I retreated. I got in my car and drove west, away from
Arlington, VA where I pastored, and out to Shenandoah National Park. I found my true self in a place of memory –
the woods, the mountains. I did not have
to be afraid there. I would go hiking
for hours, alone, and the forest filled me with life. Even the time I stumbled upon an adolescent
black bear turned out to be more laughable than scary. He was in the thicket a mere 10 yards to
might right.
He looked, I looked, and I ran. After several seconds, I realized the bear
had not run me down and tackled me. So,
I stopped and turned around. Then I chuckled. He had run the other way faster than my
retreat. That exhilaration, that
closeness to nature was life-making within me.
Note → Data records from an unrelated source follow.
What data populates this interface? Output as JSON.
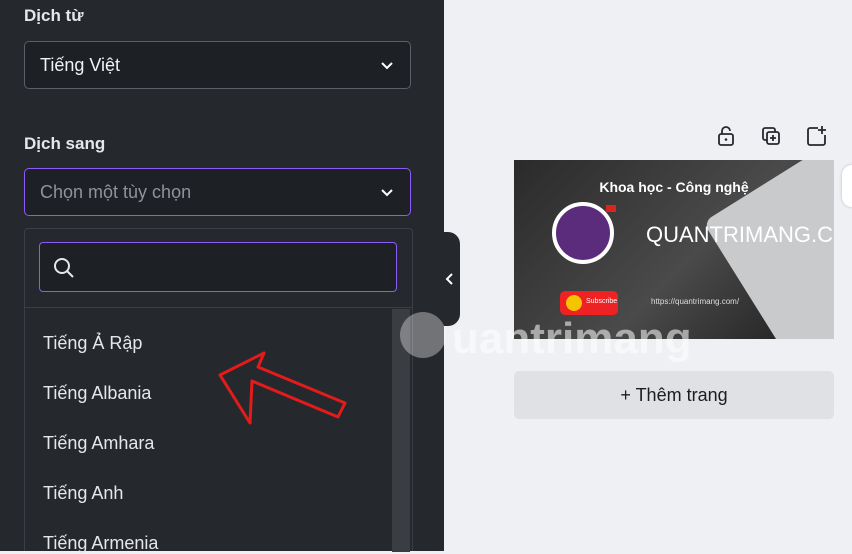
{
  "source_language": {
    "label": "Dịch từ",
    "selected": "Tiếng Việt"
  },
  "target_language": {
    "label": "Dịch sang",
    "placeholder": "Chọn một tùy chọn"
  },
  "language_search": {
    "value": "",
    "options": [
      "Tiếng Ả Rập",
      "Tiếng Albania",
      "Tiếng Amhara",
      "Tiếng Anh",
      "Tiếng Armenia"
    ]
  },
  "canvas": {
    "page_thumbnail": {
      "title": "Khoa học - Công nghệ",
      "site": "QUANTRIMANG.COM",
      "url": "https://quantrimang.com/",
      "subscribe": "Subscribe"
    },
    "add_page_label": "+ Thêm trang"
  },
  "watermark": "uantrimang",
  "colors": {
    "panel_bg": "#25282d",
    "accent": "#8b5cf6",
    "annotation_arrow": "#e31b1b"
  }
}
Perhaps Counselor Allender would say I made a
choice – to get in the car and drive to the forest. In the midst of my tragedy (unwanted single
adulthood), I responded to my sadness by going to a place of joy and safety –
the woods. But, I rejoin, this not from
abandonment, betrayal, or shame. I had
not yet gotten married and that coupled with the pressures of being a senior
pastor coupled with the reality of my glaring inexperience made me feel quite
stressed. I handled the stress by doing
something I love.
I know Allender’s game – he could frame this
conversation to bring out of me the shattered shalom, the shame I felt in my
failure to wed, the elements of my earlier childhood that led me to react as I
did to things. He wouldn’t be entirely
wrong. I had a professor in my DMin
program pry into my psyche by burrowing into my past. I kept feeling like she was determined to
find something in me that had to be healed.
I couldn’t find it and I wasn’t going to fake it for her. And I won’t fake it for Allender either. But, I get where he’s coming from and that
professor did help me. She helped me
re-examine some things.
To be honest, what I learned in my sessions with
her caused me to take a closer look at how I went about relationships. I made a conscious effort to change what I
did and it started with noting my own reactions in dating. The next person I went out with, and this is
12½ years ago, has been my wife for the last 11. So, I please, believe me when I say my
professor/confessor and Dan Allender and others like them are psychologists who
know their stuff.
What I would say to her and to Dan is that the
positive experiences in some lives are just as profound as the tragedies and
they should be heeded as well. Yes, the
world is fallen. However, when God
created he saw that it was good. The
fall corrupted the good, but underneath the corruption, the good is still good;
good by God’s standards. In my life, the
inspirational, joy-filled, positive, good experiences carry more weight than
the tragedies. I urge the good
psychologists like Allender not to ignore the positives just because the
negatives make juicier stories. That
does not make you good listener. Seeking
out only pain makes you listener with an agenda. All parts of a person’s story are parts that
need to be told. The good parts too.